Summer festivals are major feasts of ethnic eats


June 06, 1993|By ROB KASPER

On a recent morning I found myself eating cipelinai, potatoes stuffed with spiced meat and topped with bacon bits. This was followed by some naliesnikai su mesa, or crepes stuffed with meat. And I finished off with eziukas, or porcupine cake, a butter-cream cake with "quills" made of sugar stuck into it.

This meal, a preview of the food that will be sold at the Lithuanian festival Saturday and next Sunday at Festival Hall, marked the beginning of the ethnic eating season. From next weekend until the fall, Baltimore's ethnic groups celebrate their heritage with festivals. A large part of any group's heritage is its food.

With that in mind I compiled a list of "gotta-have foods," dishes that have to be at a festival to make the event authentically ethnic. I also figured the list of eats could be a useful guide for curious types willing to taste foods from a "foreign" kitchen.

I compiled the list of "gotta-have foods" by talking to folks with impeccable credentials. They were the folks working on the ethnic festivals. And I also got tips from serious eaters, folks who are willing to eat morsels they have never heard of simply because they might taste good.

One such informed eater told me that the loukoumades, or fried dough balls rolled in honey and sprinkled with cinnamon and eaten while still warm, were required eating at the Greek Festival. It will be held Friday through next Sunday near St. Nicholas Church, 520 South Ponca St., said Maria Nicolaidis, head of the festival. The karydopitta, walnut cake drenched in honey, also made my informant's list.

Anyone who goes the Polish Festival (June 18-20 in Patterson Park) without eating a pierogi has missed a main event, said John Balicki, festival chairman. The pastry turnovers stuffed with meat, potato or cheese are quintessential Polish fare, he said. In addition Balicki suggested trying the golabki, or stuffed cabbage, and the sour grass soup. This soup, Balicki said, is made with real, edible grass, and is really good.

The Italians, who gather in Patterson Park July 30 through Aug. 1, will have Italian sausage and fried dough. Virtually every ethnic festival in Baltimore has these two stalwarts. But chairman Vince Luca said someone wanting to eat like an Italian would do well to have the lasagna, the manicotti or tube-shaped pasta stuffed with ricotta cheese, and the cannoli, baked pastry shells filled with sweetened ricotta cheese.

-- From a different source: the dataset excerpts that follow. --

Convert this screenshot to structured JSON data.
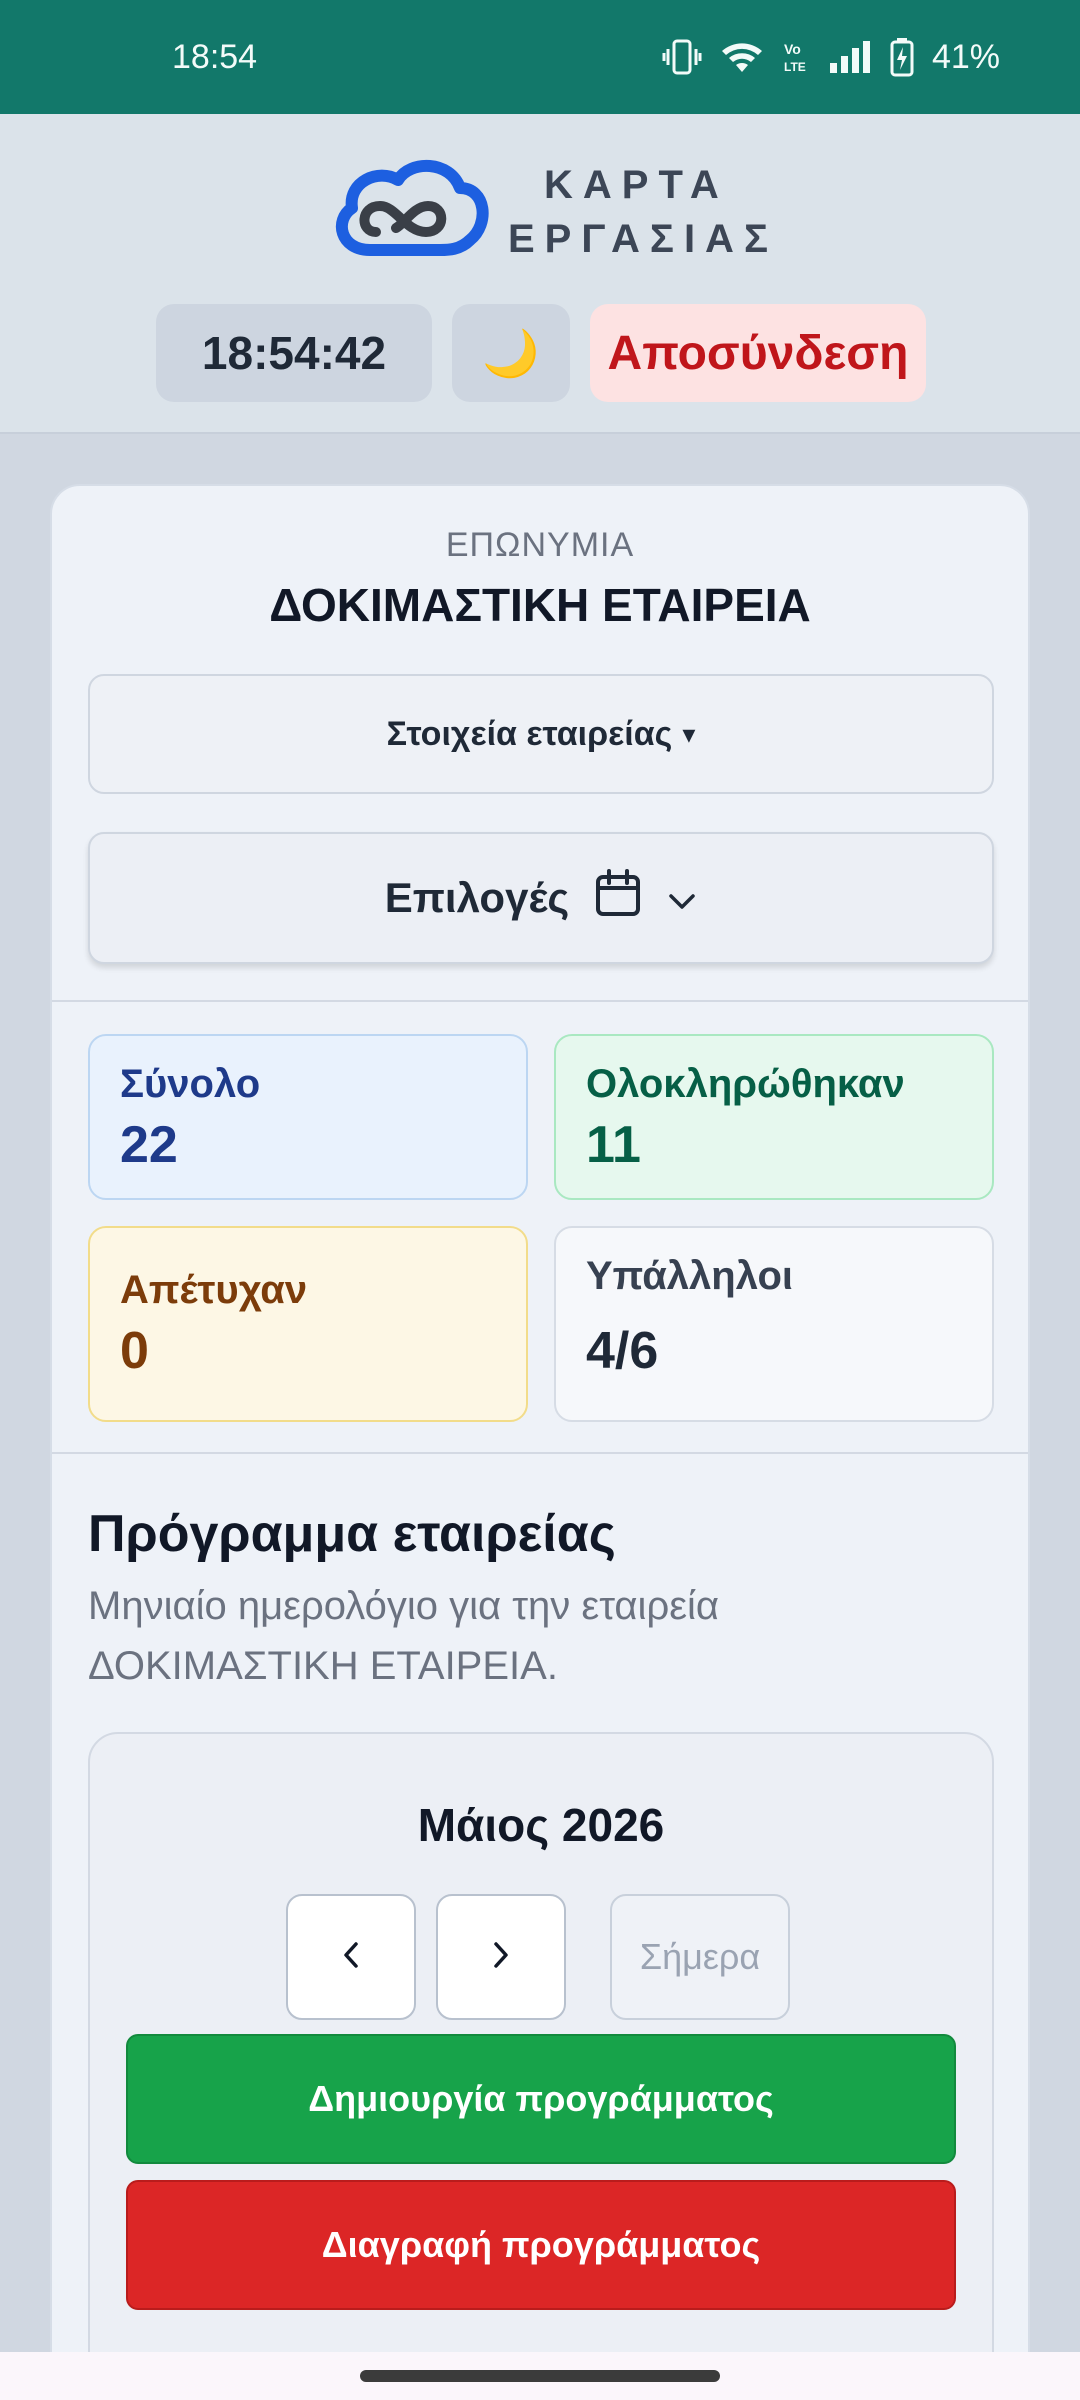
{
  "status_bar": {
    "time": "18:54",
    "battery": "41%"
  },
  "header": {
    "logo_line1": "ΚΑΡΤΑ",
    "logo_line2": "ΕΡΓΑΣΙΑΣ",
    "clock": "18:54:42",
    "theme_icon": "🌙",
    "logout_label": "Αποσύνδεση"
  },
  "company": {
    "label": "ΕΠΩΝΥΜΙΑ",
    "name": "ΔΟΚΙΜΑΣΤΙΚΗ ΕΤΑΙΡΕΙΑ",
    "details_label": "Στοιχεία εταιρείας",
    "details_caret": "▾",
    "options_label": "Επιλογές"
  },
  "stats": [
    {
      "label": "Σύνολο",
      "value": "22"
    },
    {
      "label": "Ολοκληρώθηκαν",
      "value": "11"
    },
    {
      "label": "Απέτυχαν",
      "value": "0"
    },
    {
      "label": "Υπάλληλοι",
      "value": "4/6"
    }
  ],
  "schedule": {
    "title": "Πρόγραμμα εταιρείας",
    "description": "Μηνιαίο ημερολόγιο για την εταιρεία ΔΟΚΙΜΑΣΤΙΚΗ ΕΤΑΙΡΕΙΑ.",
    "month": "Μάιος 2026",
    "today_label": "Σήμερα",
    "create_label": "Δημιουργία προγράμματος",
    "delete_label": "Διαγραφή προγράμματος"
  },
  "colors": {
    "status_bar": "#12786a",
    "create": "#17a34a",
    "delete": "#dc2626",
    "logout_text": "#c0161b"
  }
}
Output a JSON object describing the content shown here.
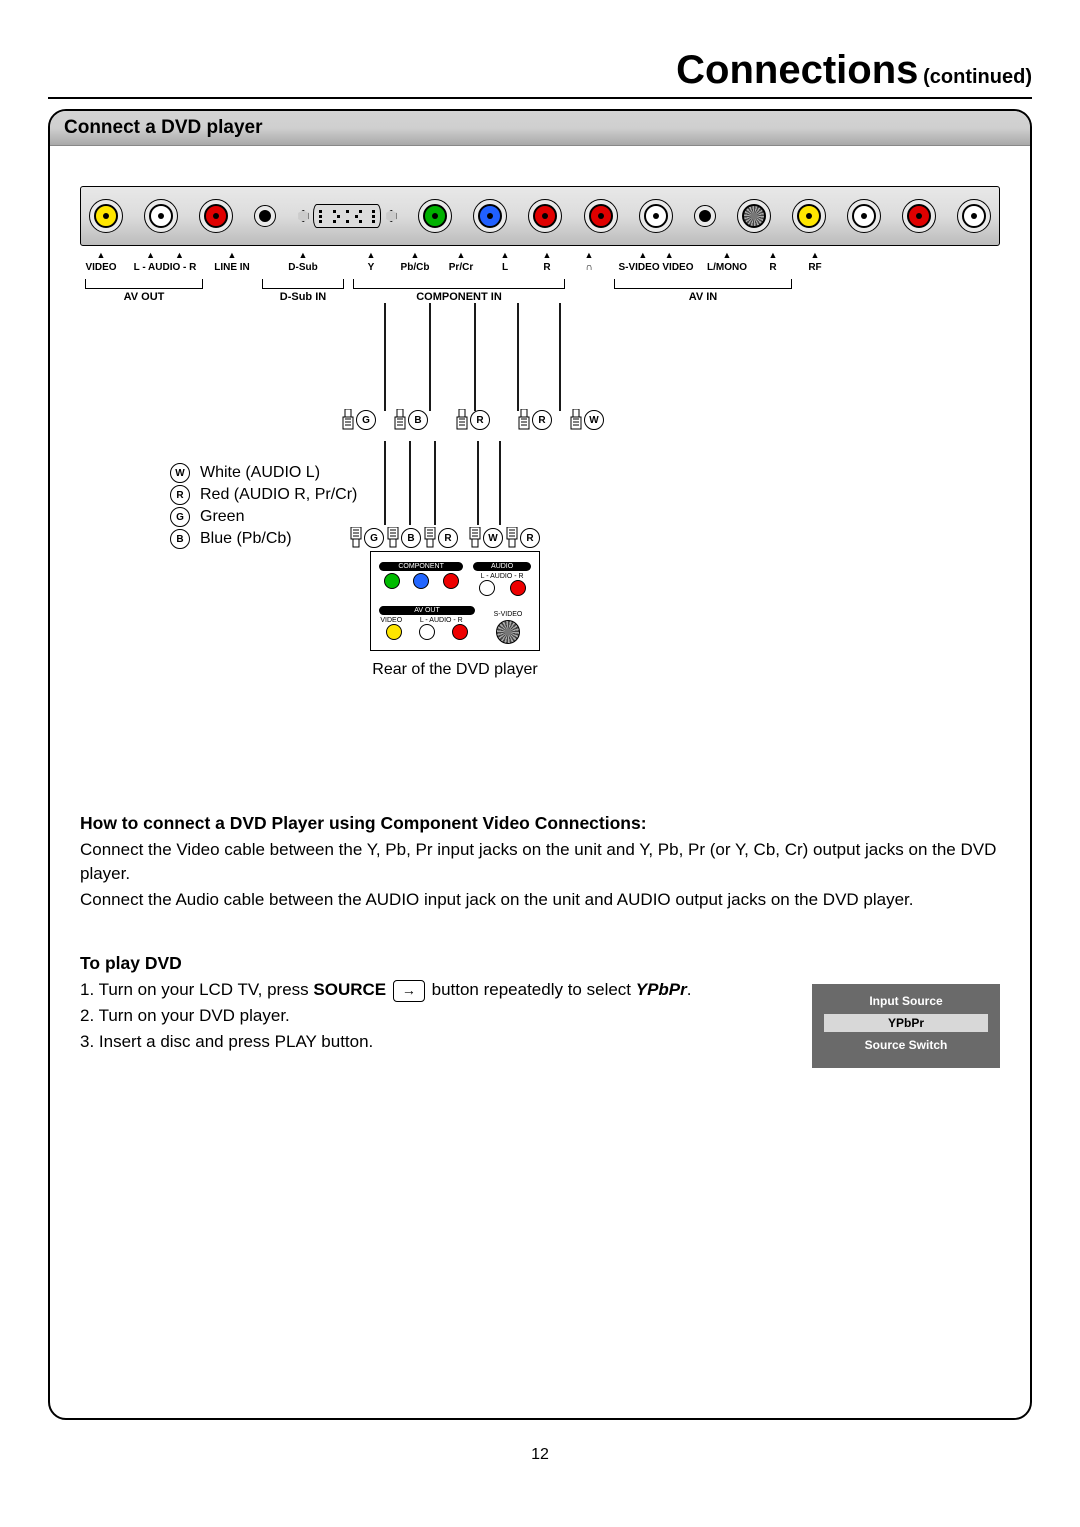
{
  "page_title_main": "Connections",
  "page_title_sub": "(continued)",
  "section_heading": "Connect a DVD player",
  "panel_labels": {
    "video": "VIDEO",
    "l_audio_r": "L - AUDIO - R",
    "line_in": "LINE IN",
    "dsub": "D-Sub",
    "y": "Y",
    "pbcb": "Pb/Cb",
    "prcr": "Pr/Cr",
    "l": "L",
    "r": "R",
    "headphone": "∩",
    "svideo_video": "S-VIDEO VIDEO",
    "lmono": "L/MONO",
    "r2": "R",
    "rf": "RF",
    "av_out": "AV OUT",
    "dsub_in": "D-Sub IN",
    "component_in": "COMPONENT IN",
    "av_in": "AV IN"
  },
  "legend": {
    "w": "White (AUDIO L)",
    "r": "Red (AUDIO R, Pr/Cr)",
    "g": "Green",
    "b": "Blue (Pb/Cb)"
  },
  "dvd_rear": {
    "caption": "Rear of the DVD player",
    "component": "COMPONENT",
    "audio": "AUDIO",
    "laudio_r": "L - AUDIO - R",
    "av_out": "AV OUT",
    "video": "VIDEO",
    "svideo": "S-VIDEO"
  },
  "howto_heading": "How to connect a DVD Player using Component Video Connections:",
  "howto_p1": "Connect the Video cable between the Y, Pb, Pr input jacks on the unit and Y, Pb, Pr (or Y, Cb, Cr) output jacks on the DVD player.",
  "howto_p2": "Connect the Audio cable between the AUDIO input jack on the unit and AUDIO output jacks on the DVD player.",
  "play_heading": "To play DVD",
  "play_step1_a": "1. Turn on your LCD TV, press ",
  "play_step1_b": "SOURCE",
  "play_step1_c": " button repeatedly to select ",
  "play_step1_d": "YPbPr",
  "play_step1_e": ".",
  "play_step2": "2. Turn on your DVD player.",
  "play_step3": "3. Insert a disc and press PLAY button.",
  "osd": {
    "title": "Input Source",
    "selected": "YPbPr",
    "footer": "Source Switch"
  },
  "source_btn_glyph": "↪",
  "page_number": "12",
  "plug_codes": {
    "g": "G",
    "b": "B",
    "r": "R",
    "w": "W"
  }
}
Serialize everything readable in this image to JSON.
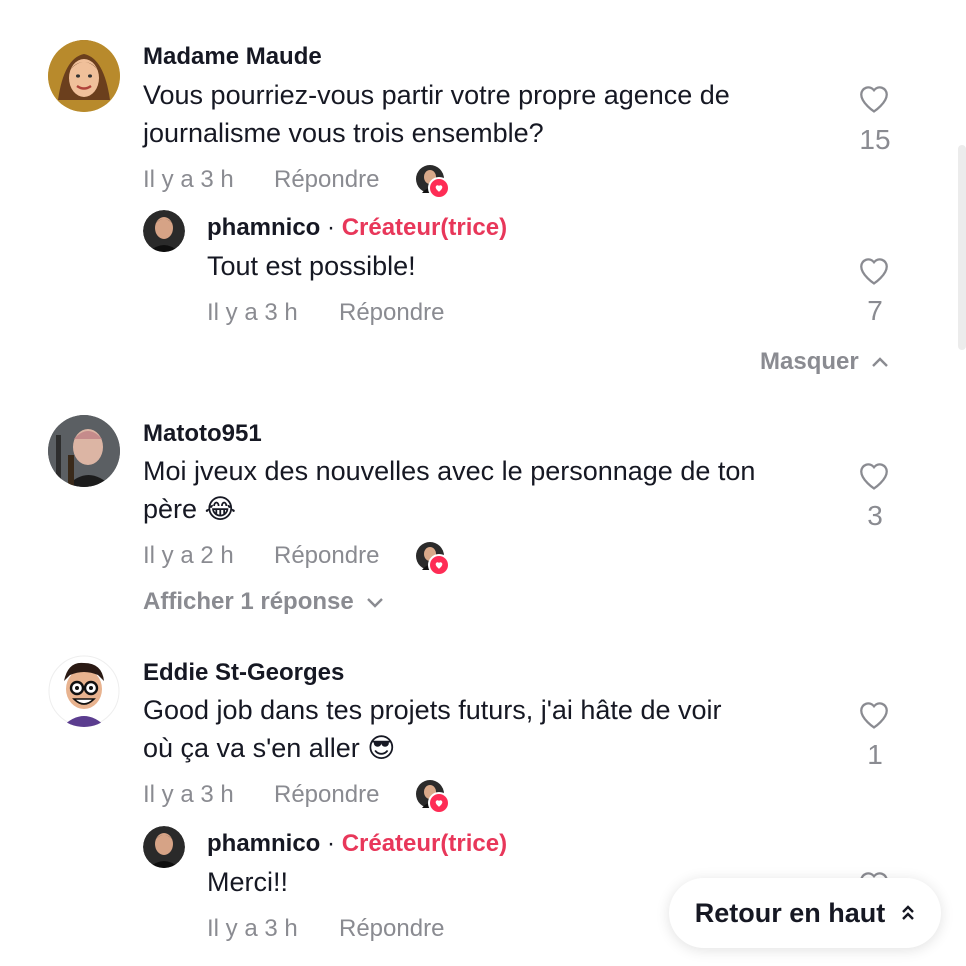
{
  "colors": {
    "creator_accent": "#e8375a",
    "meta_gray": "#8a8b91",
    "text": "#161823",
    "like_heart": "#fe2c55"
  },
  "comments": [
    {
      "author": "Madame Maude",
      "text_line1": "Vous pourriez-vous partir votre propre agence de",
      "text_line2": "journalisme vous trois ensemble?",
      "time": "Il y a 3 h",
      "reply_label": "Répondre",
      "likes": "15",
      "replies": [
        {
          "author": "phamnico",
          "separator": "·",
          "creator_label": "Créateur(trice)",
          "text": "Tout est possible!",
          "time": "Il y a 3 h",
          "reply_label": "Répondre",
          "likes": "7"
        }
      ],
      "collapse_label": "Masquer"
    },
    {
      "author": "Matoto951",
      "text_line1": "Moi jveux des nouvelles avec le personnage de ton",
      "text_line2": "père 😂",
      "time": "Il y a 2 h",
      "reply_label": "Répondre",
      "likes": "3",
      "show_replies_label": "Afficher 1 réponse"
    },
    {
      "author": "Eddie St-Georges",
      "text_line1": "Good job dans tes projets futurs, j'ai hâte de voir",
      "text_line2": "où ça va s'en aller 😎",
      "time": "Il y a 3 h",
      "reply_label": "Répondre",
      "likes": "1",
      "replies": [
        {
          "author": "phamnico",
          "separator": "·",
          "creator_label": "Créateur(trice)",
          "text": "Merci!!",
          "time": "Il y a 3 h",
          "reply_label": "Répondre"
        }
      ]
    }
  ],
  "back_to_top_label": "Retour en haut"
}
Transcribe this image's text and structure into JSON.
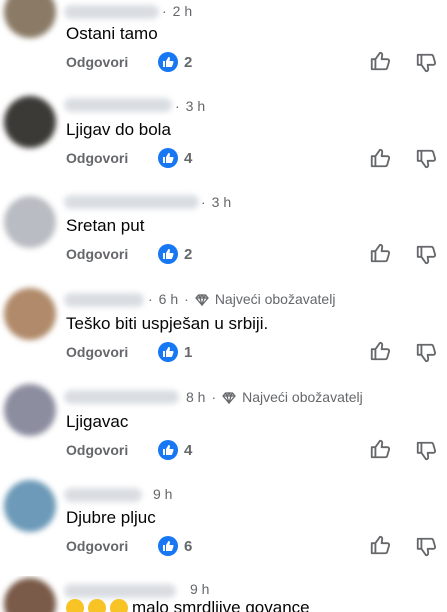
{
  "reply_label": "Odgovori",
  "top_fan_label": "Najveći obožavatelj",
  "like_color": "#1877f2",
  "icons": [
    "thumbs-up-icon",
    "thumbs-down-icon",
    "diamond-icon",
    "like-reaction-icon"
  ],
  "comments": [
    {
      "time": "2 h",
      "text": "Ostani tamo",
      "likes": "2"
    },
    {
      "time": "3 h",
      "text": "Ljigav do bola",
      "likes": "4"
    },
    {
      "time": "3 h",
      "text": "Sretan put",
      "likes": "2"
    },
    {
      "time": "6 h",
      "text": "Teško biti uspješan u srbiji.",
      "likes": "1"
    },
    {
      "time": "8 h",
      "text": "Ljigavac",
      "likes": "4"
    },
    {
      "time": "9 h",
      "text": "Djubre pljuc",
      "likes": "6"
    },
    {
      "time": "9 h",
      "text": "malo smrdljive govance"
    }
  ]
}
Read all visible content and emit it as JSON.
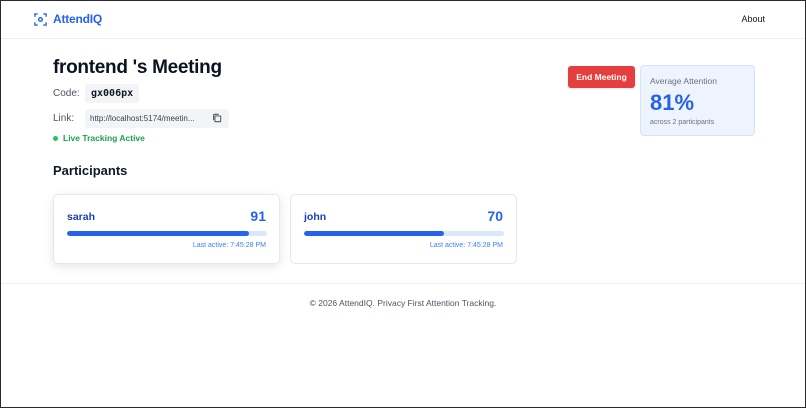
{
  "nav": {
    "brand": "AttendIQ",
    "about": "About"
  },
  "meeting": {
    "title": "frontend 's Meeting",
    "code_label": "Code:",
    "code": "gx006px",
    "link_label": "Link:",
    "link": "http://localhost:5174/meetin...",
    "live_status": "Live Tracking Active",
    "end_button": "End Meeting"
  },
  "average": {
    "label": "Average Attention",
    "value": "81%",
    "sub": "across 2 participants"
  },
  "participants": {
    "heading": "Participants",
    "items": [
      {
        "name": "sarah",
        "score": "91",
        "progress": 0.91,
        "last_active": "Last active: 7:45:28 PM"
      },
      {
        "name": "john",
        "score": "70",
        "progress": 0.7,
        "last_active": "Last active: 7:45:28 PM"
      }
    ]
  },
  "footer": {
    "text": "© 2026 AttendIQ. Privacy First Attention Tracking."
  },
  "colors": {
    "accent": "#2563eb",
    "danger": "#e53e3e",
    "live": "#16a34a"
  }
}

A source told me that the marinated meat kebabs of the Hispanic Festival, Aug. 7-8 in Hopkins Plaza, were a gotta-have dish. Delfina Pereda, who heads the festival, said the kebabs were favorites of the cooks of Bolivia, El Salvador, Peru, and Honduras. She also recommended the corn-flour tamales representing Guatemala. "They are good. I know because I make them," she said.

The buryani, curried rice laced with chicken or vegetables, is a

must, said Prem Bhatt, chairman of India Day, Aug. 8 at Festival Hall. He said other typically Indian dishes were the samosa, triangles of dough stuffed with potatoes, chilies and meat; and the thosa -- pancakes rolled with vegetable curries.

A visitor to AFRAM who did not taste the soul-food fare of fried chicken and barbecued ribs, the Jamaican curried chicken, or the African rice would be missing a major eating experience, said Richard H. Lewis, who puts together the Aug. 13-15 gathering in Festival Hall.

When the Germans put up their tents in Carroll Park Aug. 20-22, the ethnically correct eater goes for the bratwurst, sausages made of beef and pork; the knackwurst, sausages made with just beef; and the German beer, said festival chairman Robert Sheppard.

The American Indians gather in Festival Hall Aug. 27-29; the recommended fare is buffalo stew, Navajo tacos, and "fry bread," which is probably America's original fried dough, washed down with fresh-brewed sassafras tea.

The Irish, who are holding their festival in the infield of Pimlico Race track Sept. 17-19, are serious about their soda bread. In previous festivals soda bread that didn't meet community standards was sent back to the bakery, said festival chairman Paul Williams. The ice tea served at the festival, a source said, must be sipped.

The Korean festival, Sept. 18 in Hopkins Plaza, wraps up the season. The adventuresome eaters should, according to sources, try the kimchi, or pickled cabbage; the gapchae noodles; and the kalbi, or seasoned pork ribs.